Topswara.com -- Menyoal kandungan Trypsin yang ada di beberapa vaksin Pakar Biologi Molekuler lulusan Harvard University Ahmad Rusdan Handoyo Utomo, Ph. D mengatakan, produk final vaksin yang ada tidak mengandung unsur babi sama sekali.
“Produk final yang disuntikkan ke manusia semua vaksin yang ada tidak mengandung unsur babi sama sekali,” tuturnya dalam acara Menyoroti Tripsin Dalam Produk Rekayasa Genetika Vaksin? Di Kanal YouTube Pak Ahmad, Rabu (24/03/2021).
Ia menjelaskan, perbedaan antara Sinovac dengan Astrazeneca. Kalau Sinovac mengambil SARSCoV2 virus utuh yang kemudian dirusak materi genetiknya sehingga disebut inactivated virus. “Kalau dibandingkan dengan Astrazeneca bukan virus SARSCoV2 tetapi hanya materi genetik dari SARSCoV2 di sini adalah rekombinan,” imbuhnya.
Ia mengungkapkan, untuk memperbanyak virus baik dari Sinovac atau Astrazeneca sama-sama membutuhkan sel hidup. Sel hidup disini disebut sel vero atau HEK293 sebagai inang pembiakan virus Sinovac dan Astrazeneca.
“Ketika sel ini sudah terinfeksi, sel akan memperbanyak dirinya dalam hal ini ketika sel memperbanyak dirinya cawan sudah mulai padat. Ketika cawan sudah mulai padat perlu dipisah ke cawan berikutnya,” ungkapnya
Ia menjelaskan, ketika akan memisahkan sel maka digunakan protein.
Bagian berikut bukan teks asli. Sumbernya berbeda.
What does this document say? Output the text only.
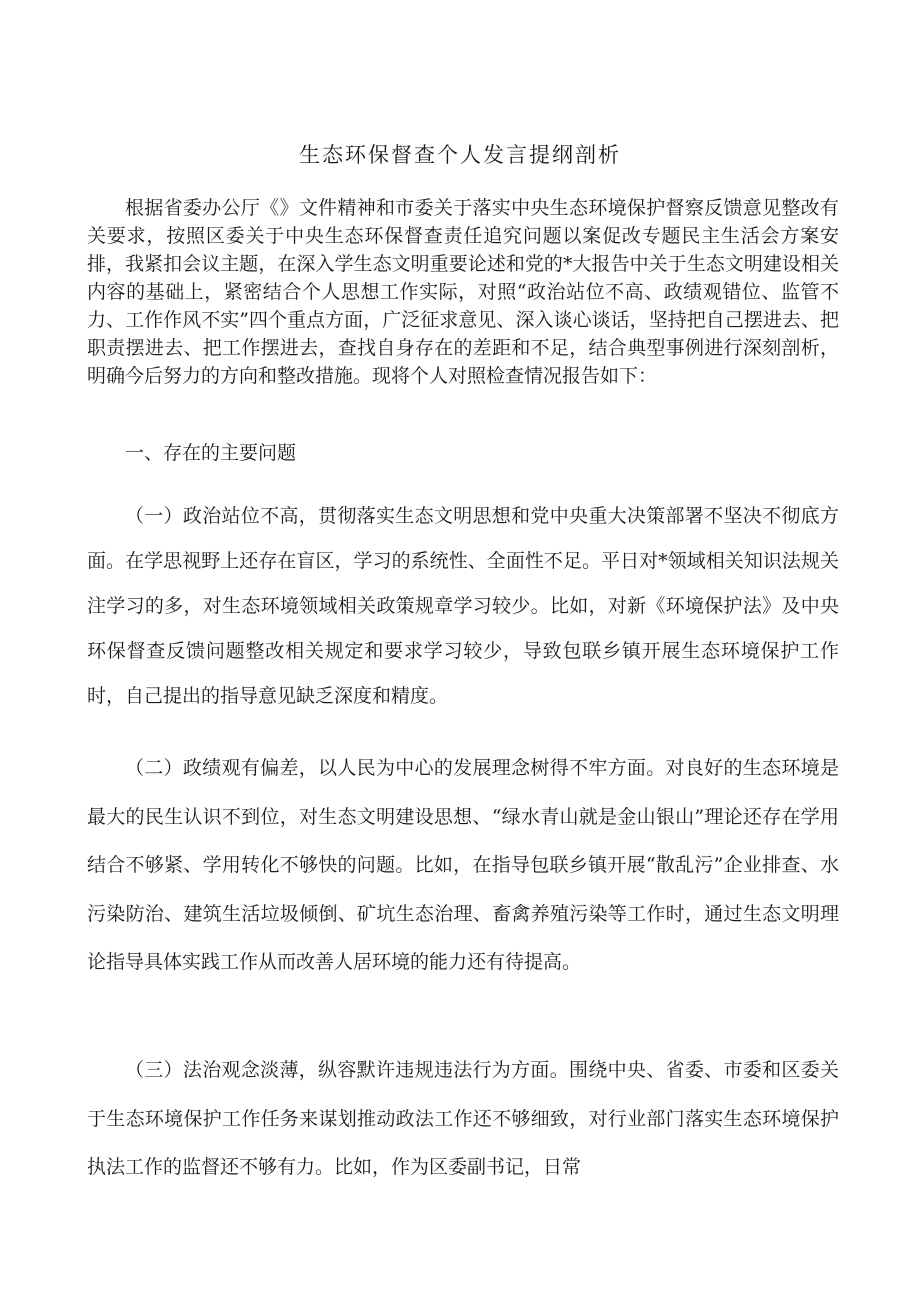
生态环保督查个人发言提纲剖析

根据省委办公厅《》文件精神和市委关于落实中央生态环境保护督察反馈意见整改有关要求，按照区委关于中央生态环保督查责任追究问题以案促改专题民主生活会方案安排，我紧扣会议主题，在深入学生态文明重要论述和党的*大报告中关于生态文明建设相关内容的基础上，紧密结合个人思想工作实际，对照“政治站位不高、政绩观错位、监管不力、工作作风不实”四个重点方面，广泛征求意见、深入谈心谈话，坚持把自己摆进去、把职责摆进去、把工作摆进去，查找自身存在的差距和不足，结合典型事例进行深刻剖析，明确今后努力的方向和整改措施。现将个人对照检查情况报告如下：

一、存在的主要问题

（一）政治站位不高，贯彻落实生态文明思想和党中央重大决策部署不坚决不彻底方面。在学思视野上还存在盲区，学习的系统性、全面性不足。平日对*领域相关知识法规关注学习的多，对生态环境领域相关政策规章学习较少。比如，对新《环境保护法》及中央环保督查反馈问题整改相关规定和要求学习较少，导致包联乡镇开展生态环境保护工作时，自己提出的指导意见缺乏深度和精度。

（二）政绩观有偏差，以人民为中心的发展理念树得不牢方面。对良好的生态环境是最大的民生认识不到位，对生态文明建设思想、“绿水青山就是金山银山”理论还存在学用结合不够紧、学用转化不够快的问题。比如，在指导包联乡镇开展“散乱污”企业排查、水污染防治、建筑生活垃圾倾倒、矿坑生态治理、畜禽养殖污染等工作时，通过生态文明理论指导具体实践工作从而改善人居环境的能力还有待提高。

（三）法治观念淡薄，纵容默许违规违法行为方面。围绕中央、省委、市委和区委关于生态环境保护工作任务来谋划推动政法工作还不够细致，对行业部门落实生态环境保护执法工作的监督还不够有力。比如，作为区委副书记，日常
Trypsin disini berfungsi sebagai gunting molekuler karena dia bisa mengikis secara pelan-pelan sel-sel yang ada di cawan. “Pemisahan ini sangat sedikit sekali menggunakan Trypsin. Kalau berbicara untuk skala laboratorium, untuk penelitian yang banyak digunakan adalah Trypsin dari babi,” terangnya.
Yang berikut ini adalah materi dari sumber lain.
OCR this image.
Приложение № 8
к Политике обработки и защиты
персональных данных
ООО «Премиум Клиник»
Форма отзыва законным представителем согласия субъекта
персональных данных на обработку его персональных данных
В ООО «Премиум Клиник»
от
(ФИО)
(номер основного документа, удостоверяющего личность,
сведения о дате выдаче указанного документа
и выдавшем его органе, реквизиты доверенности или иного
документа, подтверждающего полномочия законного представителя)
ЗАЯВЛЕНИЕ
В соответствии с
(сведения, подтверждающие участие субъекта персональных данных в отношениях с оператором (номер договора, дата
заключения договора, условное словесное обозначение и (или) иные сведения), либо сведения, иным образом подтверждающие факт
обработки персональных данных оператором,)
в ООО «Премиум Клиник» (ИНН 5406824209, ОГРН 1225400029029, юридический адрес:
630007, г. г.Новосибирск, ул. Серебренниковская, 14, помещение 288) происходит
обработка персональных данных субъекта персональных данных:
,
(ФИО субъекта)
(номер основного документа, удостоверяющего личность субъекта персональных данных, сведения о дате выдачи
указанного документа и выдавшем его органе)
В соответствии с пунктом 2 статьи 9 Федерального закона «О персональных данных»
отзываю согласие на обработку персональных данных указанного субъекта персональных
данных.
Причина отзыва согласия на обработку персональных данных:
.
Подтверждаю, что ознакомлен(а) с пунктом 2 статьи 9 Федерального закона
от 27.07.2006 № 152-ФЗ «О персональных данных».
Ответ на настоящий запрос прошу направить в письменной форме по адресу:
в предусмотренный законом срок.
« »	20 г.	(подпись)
Ia mengungkapkan, jika vaksin yang diproduksi dalam skala besar Trypsin yang digunakan sebenarnya bukan dari babi. Ini mulai diketahui dari dokumen produksi yang diterbitkan oleh Astrazeneca. Setelah Trypsin selesai melakukan tugasnya Trypsin akan tercuci.
“Untuk skala produksi baik Sinovac atau Astrazeneca sebenarnya menggunakan bukan dari Trypsin Procine dia menggunakan yang disebut Trypsin dari rekombinan, Trypsin yang berasal dari semacam Jamur Fusarium,” bebernya.
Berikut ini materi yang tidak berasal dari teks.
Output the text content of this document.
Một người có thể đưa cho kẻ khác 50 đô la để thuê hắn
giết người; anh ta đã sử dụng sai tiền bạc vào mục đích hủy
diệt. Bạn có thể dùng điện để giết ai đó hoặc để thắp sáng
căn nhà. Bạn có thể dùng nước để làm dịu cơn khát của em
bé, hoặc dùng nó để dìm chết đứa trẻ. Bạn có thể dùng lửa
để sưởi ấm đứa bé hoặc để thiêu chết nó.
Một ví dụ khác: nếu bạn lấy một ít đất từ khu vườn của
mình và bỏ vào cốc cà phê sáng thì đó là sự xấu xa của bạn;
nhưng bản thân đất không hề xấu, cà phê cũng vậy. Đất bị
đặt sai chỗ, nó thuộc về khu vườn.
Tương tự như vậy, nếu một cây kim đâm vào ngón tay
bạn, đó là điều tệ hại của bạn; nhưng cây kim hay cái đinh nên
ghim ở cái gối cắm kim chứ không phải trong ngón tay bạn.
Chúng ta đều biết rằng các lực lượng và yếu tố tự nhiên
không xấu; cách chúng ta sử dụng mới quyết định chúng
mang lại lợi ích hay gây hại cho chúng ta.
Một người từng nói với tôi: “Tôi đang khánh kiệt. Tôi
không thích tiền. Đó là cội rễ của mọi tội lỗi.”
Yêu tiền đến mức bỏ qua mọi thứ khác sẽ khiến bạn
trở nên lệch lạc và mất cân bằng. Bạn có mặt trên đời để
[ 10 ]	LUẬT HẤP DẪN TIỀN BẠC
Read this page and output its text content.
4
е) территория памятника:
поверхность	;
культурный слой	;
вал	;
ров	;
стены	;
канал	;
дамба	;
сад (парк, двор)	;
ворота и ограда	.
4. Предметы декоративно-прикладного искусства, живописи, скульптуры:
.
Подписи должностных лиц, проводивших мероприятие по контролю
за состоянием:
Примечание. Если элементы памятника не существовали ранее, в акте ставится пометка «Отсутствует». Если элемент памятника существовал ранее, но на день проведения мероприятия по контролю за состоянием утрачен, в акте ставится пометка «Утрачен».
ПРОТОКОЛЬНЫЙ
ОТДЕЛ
Ia mengungkapkan, ada beberapa vaksin yang tidak menggunakan Trypsin, yaitu vaksin Pfizer dan Novavax.
“Pfizer sendiri dalam proses produksi menggunakan kimia tidak menggunakan Trypsin tidak menggunakan sel hidup, tetapi dalam proses rekayasa genetik bisa jadi menggunakan E. Coli. Pakan yang umum digunakan untuk E. Coli adalah memanfaatkan enzim dari babi,” bebernya.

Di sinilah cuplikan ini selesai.